Die Arbeit analysiert die Schriften von drei wichtigen Theoretikern des 18. Jahrhunderts: de Sainte Albine ("Le Comédien"), Riccoboni ("L'Art du Théâtre") und Diderot ("Le Paradoxe sur le Comédien"). Zusätzlich wird die klassische Doktrin, insbesondere d'Aubignacs "Pratique du théâtre", als Referenzpunkt herangezogen.
Wie ist die Arbeit strukturiert?
Die Arbeit gliedert sich in acht Kapitel: Einleitung, Klärung grundlegender Termini, Analyse der klassischen Doktrin (Aubignac), Analyse von de Sainte Albines "Le Comédien", Analyse von Riccobonis "L'Art du Théâtre", Analyse von Diderots "Le Paradoxe sur le Comédien", ein Resümee und der Quellennachweis. Jedes Kapitel befasst sich mit einem spezifischen Aspekt der Schauspieltheorieentwicklung.
Welche Schlüsselbegriffe sind relevant?
Wichtige Schlüsselbegriffe sind: Klassische Doktrin, Schauspieltheorie, 18. Jahrhundert, de Sainte Albine, Riccoboni, Diderot, Imitatio, Bienséance, Vraisemblance, Rhetorik, Aemulatio, Illusionstheater.
Was ist das Ziel der Arbeit?
Das Ziel ist es, die Entwicklung der Schauspieltheorie im 18. Jahrhundert nachzuvollziehen, die Änderungen und Kontroversen zu analysieren und die Beziehungen zwischen den verschiedenen Ansätzen aufzuzeigen. Die Arbeit will ein differenziertes Bild der Schauspielkunst-Diskussion in dieser Epoche zeichnen.
Wie werden die verschiedenen Schauspieltheoretiker verglichen?
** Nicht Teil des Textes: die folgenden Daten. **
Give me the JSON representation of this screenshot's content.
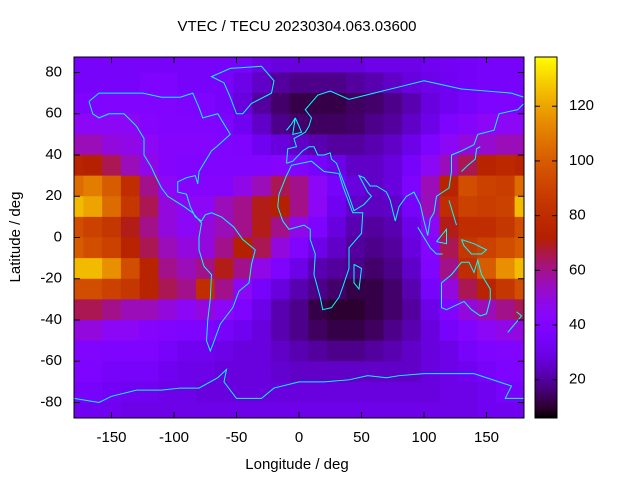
{
  "chart_data": {
    "type": "heatmap",
    "title": "VTEC / TECU 20230304.063.03600",
    "x_label": "Longitude / deg",
    "y_label": "Latitude / deg",
    "x": [
      -180,
      -165,
      -150,
      -135,
      -120,
      -105,
      -90,
      -75,
      -60,
      -45,
      -30,
      -15,
      0,
      15,
      30,
      45,
      60,
      75,
      90,
      105,
      120,
      135,
      150,
      165,
      180
    ],
    "y": [
      85,
      75,
      65,
      55,
      45,
      35,
      25,
      15,
      5,
      -5,
      -15,
      -25,
      -35,
      -45,
      -55,
      -65,
      -75,
      -85
    ],
    "values": [
      [
        35,
        35,
        35,
        35,
        35,
        35,
        35,
        35,
        35,
        35,
        30,
        28,
        28,
        28,
        28,
        28,
        30,
        30,
        30,
        32,
        33,
        34,
        35,
        35,
        35
      ],
      [
        35,
        35,
        35,
        35,
        38,
        38,
        35,
        35,
        35,
        30,
        25,
        20,
        18,
        18,
        18,
        20,
        22,
        25,
        28,
        30,
        32,
        34,
        35,
        35,
        35
      ],
      [
        38,
        38,
        40,
        40,
        40,
        40,
        38,
        38,
        35,
        28,
        20,
        15,
        12,
        12,
        12,
        14,
        15,
        18,
        22,
        28,
        32,
        35,
        38,
        38,
        38
      ],
      [
        45,
        45,
        45,
        45,
        42,
        40,
        40,
        40,
        38,
        32,
        25,
        18,
        15,
        14,
        14,
        15,
        18,
        20,
        25,
        30,
        38,
        42,
        45,
        45,
        45
      ],
      [
        55,
        55,
        50,
        48,
        45,
        42,
        42,
        42,
        40,
        38,
        32,
        28,
        25,
        22,
        20,
        20,
        22,
        25,
        30,
        38,
        45,
        50,
        52,
        55,
        55
      ],
      [
        75,
        72,
        65,
        55,
        48,
        42,
        40,
        40,
        40,
        40,
        40,
        42,
        40,
        35,
        30,
        25,
        25,
        28,
        35,
        45,
        55,
        65,
        75,
        78,
        75
      ],
      [
        105,
        110,
        100,
        80,
        60,
        45,
        42,
        42,
        42,
        48,
        55,
        65,
        60,
        45,
        35,
        28,
        25,
        28,
        38,
        55,
        75,
        95,
        90,
        88,
        105
      ],
      [
        125,
        120,
        105,
        85,
        65,
        50,
        45,
        45,
        55,
        60,
        70,
        72,
        60,
        45,
        32,
        25,
        24,
        25,
        35,
        55,
        80,
        90,
        88,
        90,
        125
      ],
      [
        95,
        90,
        85,
        70,
        60,
        50,
        45,
        50,
        55,
        60,
        70,
        60,
        48,
        38,
        28,
        22,
        20,
        22,
        30,
        45,
        70,
        80,
        80,
        85,
        95
      ],
      [
        100,
        95,
        90,
        75,
        65,
        55,
        50,
        50,
        60,
        72,
        65,
        50,
        40,
        30,
        25,
        20,
        18,
        20,
        28,
        42,
        65,
        85,
        90,
        95,
        100
      ],
      [
        125,
        125,
        115,
        95,
        75,
        60,
        55,
        60,
        70,
        60,
        48,
        38,
        30,
        22,
        20,
        18,
        15,
        18,
        25,
        40,
        60,
        80,
        100,
        115,
        125
      ],
      [
        95,
        95,
        90,
        85,
        75,
        65,
        60,
        80,
        60,
        45,
        35,
        28,
        22,
        18,
        15,
        12,
        12,
        15,
        22,
        35,
        50,
        65,
        75,
        85,
        95
      ],
      [
        65,
        65,
        60,
        55,
        55,
        50,
        45,
        50,
        45,
        38,
        30,
        22,
        18,
        12,
        10,
        10,
        12,
        15,
        20,
        30,
        40,
        50,
        55,
        60,
        65
      ],
      [
        50,
        50,
        45,
        45,
        42,
        40,
        38,
        38,
        35,
        32,
        28,
        22,
        18,
        14,
        12,
        12,
        14,
        18,
        22,
        28,
        35,
        40,
        45,
        48,
        50
      ],
      [
        40,
        40,
        38,
        38,
        38,
        35,
        32,
        32,
        30,
        28,
        28,
        25,
        22,
        20,
        18,
        18,
        20,
        22,
        25,
        28,
        30,
        35,
        38,
        40,
        40
      ],
      [
        38,
        38,
        35,
        35,
        35,
        32,
        30,
        30,
        28,
        28,
        28,
        26,
        25,
        25,
        25,
        25,
        25,
        25,
        25,
        28,
        30,
        32,
        35,
        38,
        38
      ],
      [
        35,
        35,
        33,
        32,
        32,
        30,
        30,
        28,
        28,
        28,
        28,
        28,
        28,
        28,
        28,
        28,
        28,
        28,
        28,
        28,
        30,
        30,
        32,
        35,
        35
      ],
      [
        32,
        32,
        32,
        30,
        30,
        30,
        30,
        30,
        30,
        30,
        30,
        30,
        30,
        30,
        30,
        30,
        30,
        30,
        30,
        30,
        30,
        30,
        32,
        32,
        32
      ]
    ],
    "xlim": [
      -180,
      180
    ],
    "ylim": [
      -87.5,
      87.5
    ],
    "xticks": [
      -150,
      -100,
      -50,
      0,
      50,
      100,
      150
    ],
    "yticks": [
      -80,
      -60,
      -40,
      -20,
      0,
      20,
      40,
      60,
      80
    ],
    "zlim": [
      6,
      138
    ],
    "zticks": [
      20,
      40,
      60,
      80,
      100,
      120
    ],
    "colormap": "gnuplot",
    "coastline_color": "#00ffff"
  }
}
Die Arbeit vergleicht die Ansätze von de Sainte Albine, Riccoboni und Diderot, indem sie ihre jeweiligen Konzepte und Auffassungen zur Schauspielkunst analysiert und gegenüberstellt. Der Fokus liegt dabei auf den Unterschieden und Gemeinsamkeiten ihrer Theorien im Kontext der Abwendung von der klassischen Doktrin.
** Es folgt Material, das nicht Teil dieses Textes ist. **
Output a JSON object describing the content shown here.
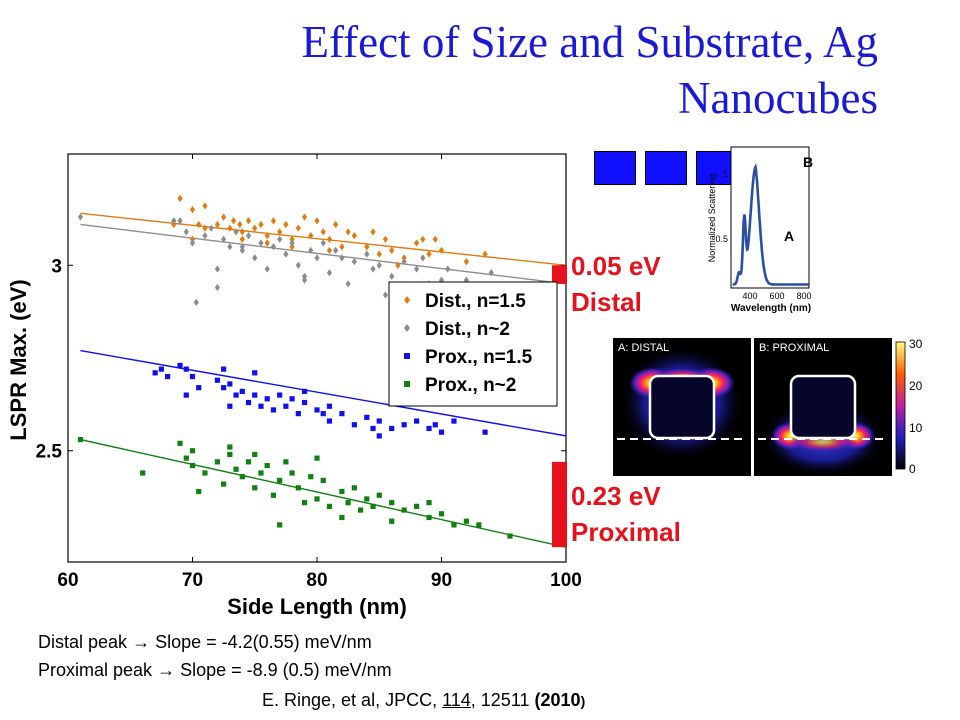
{
  "title": "Effect of Size and Substrate, Ag Nanocubes",
  "chart_data": {
    "type": "scatter",
    "xlabel": "Side Length (nm)",
    "ylabel": "LSPR Max. (eV)",
    "xlim": [
      60,
      100
    ],
    "ylim": [
      2.2,
      3.3
    ],
    "xticks": [
      "60",
      "70",
      "80",
      "90",
      "100"
    ],
    "yticks": [
      {
        "value": 2.5,
        "label": "2.5"
      },
      {
        "value": 3.0,
        "label": "3"
      }
    ],
    "legend_position": "right",
    "series": [
      {
        "name": "Dist., n=1.5",
        "color": "#e07b10",
        "marker": "diamond",
        "fit": [
          [
            61,
            3.14
          ],
          [
            100,
            3.0
          ]
        ],
        "points": [
          [
            68.5,
            3.11
          ],
          [
            69,
            3.18
          ],
          [
            70,
            3.15
          ],
          [
            70.5,
            3.11
          ],
          [
            71,
            3.1
          ],
          [
            72,
            3.11
          ],
          [
            72.5,
            3.13
          ],
          [
            73,
            3.1
          ],
          [
            73.3,
            3.12
          ],
          [
            73.8,
            3.11
          ],
          [
            74,
            3.09
          ],
          [
            74.5,
            3.12
          ],
          [
            75,
            3.1
          ],
          [
            75.5,
            3.11
          ],
          [
            76,
            3.08
          ],
          [
            76.5,
            3.12
          ],
          [
            77,
            3.09
          ],
          [
            77.5,
            3.11
          ],
          [
            78,
            3.07
          ],
          [
            78.5,
            3.1
          ],
          [
            79,
            3.13
          ],
          [
            79.5,
            3.08
          ],
          [
            80,
            3.12
          ],
          [
            80.5,
            3.09
          ],
          [
            81,
            3.07
          ],
          [
            81.5,
            3.11
          ],
          [
            82,
            3.05
          ],
          [
            82.5,
            3.09
          ],
          [
            83,
            3.08
          ],
          [
            84,
            3.05
          ],
          [
            84.5,
            3.09
          ],
          [
            85,
            3.03
          ],
          [
            85.5,
            3.07
          ],
          [
            86,
            3.04
          ],
          [
            87,
            3.02
          ],
          [
            88,
            3.06
          ],
          [
            88.5,
            3.07
          ],
          [
            89,
            3.03
          ],
          [
            90,
            3.04
          ],
          [
            92,
            3.01
          ],
          [
            93.5,
            3.03
          ],
          [
            70,
            3.07
          ],
          [
            74,
            3.07
          ],
          [
            78,
            3.05
          ],
          [
            81,
            3.04
          ],
          [
            86.5,
            3.0
          ],
          [
            89.5,
            3.07
          ],
          [
            76,
            3.06
          ],
          [
            71,
            3.16
          ]
        ]
      },
      {
        "name": "Dist., n~2",
        "color": "#8c8c8c",
        "marker": "diamond",
        "fit": [
          [
            61,
            3.11
          ],
          [
            100,
            2.95
          ]
        ],
        "points": [
          [
            61,
            3.13
          ],
          [
            69,
            3.12
          ],
          [
            69.5,
            3.09
          ],
          [
            70,
            3.06
          ],
          [
            70.3,
            2.9
          ],
          [
            71,
            3.08
          ],
          [
            71.5,
            3.1
          ],
          [
            72,
            2.94
          ],
          [
            72.5,
            3.07
          ],
          [
            73,
            3.05
          ],
          [
            73.5,
            3.09
          ],
          [
            74,
            3.05
          ],
          [
            74.5,
            3.08
          ],
          [
            75,
            3.02
          ],
          [
            75.5,
            3.06
          ],
          [
            76,
            2.99
          ],
          [
            76.5,
            3.05
          ],
          [
            77,
            3.07
          ],
          [
            77.5,
            3.03
          ],
          [
            78,
            3.06
          ],
          [
            78.5,
            3.0
          ],
          [
            79,
            2.96
          ],
          [
            79.5,
            3.04
          ],
          [
            80,
            3.02
          ],
          [
            80.5,
            3.06
          ],
          [
            81,
            2.98
          ],
          [
            81.5,
            3.04
          ],
          [
            82,
            3.02
          ],
          [
            82.5,
            2.95
          ],
          [
            83,
            3.01
          ],
          [
            84,
            3.03
          ],
          [
            84.5,
            2.99
          ],
          [
            85,
            3.0
          ],
          [
            86,
            2.97
          ],
          [
            87,
            3.01
          ],
          [
            88,
            2.99
          ],
          [
            88.5,
            3.02
          ],
          [
            89,
            2.95
          ],
          [
            90,
            2.96
          ],
          [
            90.5,
            2.99
          ],
          [
            91,
            2.94
          ],
          [
            92,
            2.96
          ],
          [
            94,
            2.98
          ],
          [
            95,
            2.94
          ],
          [
            68.5,
            3.12
          ],
          [
            72,
            2.99
          ],
          [
            85.5,
            2.92
          ],
          [
            79,
            2.97
          ],
          [
            74,
            3.04
          ]
        ]
      },
      {
        "name": "Prox., n=1.5",
        "color": "#1010ee",
        "marker": "square",
        "fit": [
          [
            61,
            2.77
          ],
          [
            100,
            2.54
          ]
        ],
        "points": [
          [
            67,
            2.71
          ],
          [
            67.5,
            2.72
          ],
          [
            68,
            2.7
          ],
          [
            69,
            2.73
          ],
          [
            69.5,
            2.72
          ],
          [
            70,
            2.7
          ],
          [
            70.5,
            2.67
          ],
          [
            72,
            2.69
          ],
          [
            72.5,
            2.67
          ],
          [
            73,
            2.68
          ],
          [
            73.5,
            2.65
          ],
          [
            74,
            2.66
          ],
          [
            74.5,
            2.63
          ],
          [
            75,
            2.65
          ],
          [
            75.5,
            2.62
          ],
          [
            76,
            2.64
          ],
          [
            76.5,
            2.61
          ],
          [
            77,
            2.65
          ],
          [
            77.5,
            2.62
          ],
          [
            78,
            2.64
          ],
          [
            78.5,
            2.6
          ],
          [
            79,
            2.63
          ],
          [
            80,
            2.61
          ],
          [
            80.5,
            2.6
          ],
          [
            81,
            2.58
          ],
          [
            82,
            2.6
          ],
          [
            83,
            2.57
          ],
          [
            84,
            2.59
          ],
          [
            84.5,
            2.56
          ],
          [
            85,
            2.58
          ],
          [
            86,
            2.56
          ],
          [
            87,
            2.57
          ],
          [
            88,
            2.58
          ],
          [
            89,
            2.56
          ],
          [
            89.5,
            2.57
          ],
          [
            90,
            2.55
          ],
          [
            91,
            2.58
          ],
          [
            93.5,
            2.55
          ],
          [
            85,
            2.54
          ],
          [
            73,
            2.62
          ],
          [
            69.5,
            2.65
          ],
          [
            75,
            2.71
          ],
          [
            79,
            2.66
          ],
          [
            72.5,
            2.72
          ],
          [
            81,
            2.62
          ]
        ]
      },
      {
        "name": "Prox., n~2",
        "color": "#108010",
        "marker": "square",
        "fit": [
          [
            61,
            2.53
          ],
          [
            100,
            2.24
          ]
        ],
        "points": [
          [
            61,
            2.53
          ],
          [
            66,
            2.44
          ],
          [
            69,
            2.52
          ],
          [
            69.5,
            2.48
          ],
          [
            70,
            2.5
          ],
          [
            70.5,
            2.39
          ],
          [
            71,
            2.44
          ],
          [
            72,
            2.47
          ],
          [
            72.5,
            2.41
          ],
          [
            73,
            2.49
          ],
          [
            73.5,
            2.45
          ],
          [
            74,
            2.43
          ],
          [
            74.5,
            2.47
          ],
          [
            75,
            2.4
          ],
          [
            75.5,
            2.44
          ],
          [
            76,
            2.46
          ],
          [
            76.5,
            2.38
          ],
          [
            77,
            2.42
          ],
          [
            77.5,
            2.47
          ],
          [
            78,
            2.44
          ],
          [
            78.5,
            2.4
          ],
          [
            79,
            2.36
          ],
          [
            79.5,
            2.43
          ],
          [
            80,
            2.37
          ],
          [
            80.5,
            2.42
          ],
          [
            81,
            2.35
          ],
          [
            82,
            2.39
          ],
          [
            82.5,
            2.36
          ],
          [
            83,
            2.4
          ],
          [
            83.5,
            2.34
          ],
          [
            84,
            2.37
          ],
          [
            84.5,
            2.35
          ],
          [
            85,
            2.38
          ],
          [
            86,
            2.36
          ],
          [
            87,
            2.34
          ],
          [
            88,
            2.35
          ],
          [
            89,
            2.32
          ],
          [
            90,
            2.33
          ],
          [
            91,
            2.3
          ],
          [
            92,
            2.31
          ],
          [
            93,
            2.3
          ],
          [
            95.5,
            2.27
          ],
          [
            77,
            2.3
          ],
          [
            73,
            2.51
          ],
          [
            70,
            2.46
          ],
          [
            86,
            2.31
          ],
          [
            80,
            2.48
          ],
          [
            89,
            2.36
          ],
          [
            75,
            2.49
          ],
          [
            82,
            2.32
          ]
        ]
      }
    ]
  },
  "bars": [
    {
      "color": "#e8101a",
      "from": 3.0,
      "to": 2.95,
      "label_line1": "0.05 eV",
      "label_line2": "Distal"
    },
    {
      "color": "#e8101a",
      "from": 2.47,
      "to": 2.24,
      "label_line1": "0.23 eV",
      "label_line2": "Proximal"
    }
  ],
  "spectrum": {
    "xlabel": "Wavelength (nm)",
    "ylabel": "Normalized Scattering",
    "xticks": [
      "400",
      "600",
      "800"
    ],
    "yticks": [
      "0.5",
      "1"
    ],
    "peak_a_label": "A",
    "peak_b_label": "B",
    "line_color": "#2a4fa0"
  },
  "field_map": {
    "panel_a_label": "A: DISTAL",
    "panel_b_label": "B: PROXIMAL",
    "colorbar_ticks": [
      "30",
      "20",
      "10",
      "0"
    ]
  },
  "notes": {
    "line1_prefix": "Distal peak",
    "line1_rest": "Slope = -4.2(0.55) meV/nm",
    "line2_prefix": "Proximal peak",
    "line2_rest": "Slope = -8.9 (0.5) meV/nm",
    "arrow": "→"
  },
  "citation": {
    "part1": "E. Ringe, et al, JPCC, ",
    "volume": "114",
    "part2": ", 12511 ",
    "year": "(2010",
    "close": ")"
  }
}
Welche Rolle spielt die antike Rhetorik?
Die antike Rhetorik spielt eine wichtige Rolle, da die Arbeit die Bezüge der Schauspieltheorien des 18. Jahrhunderts zu Begriffen wie Natura, Exercitatio, Doctrina, Ars und Decorum aufzeigt. Die Bedeutung der "Imitatio Naturae" im Kontext der klassischen Doktrin und deren Weiterentwicklung werden explizit untersucht.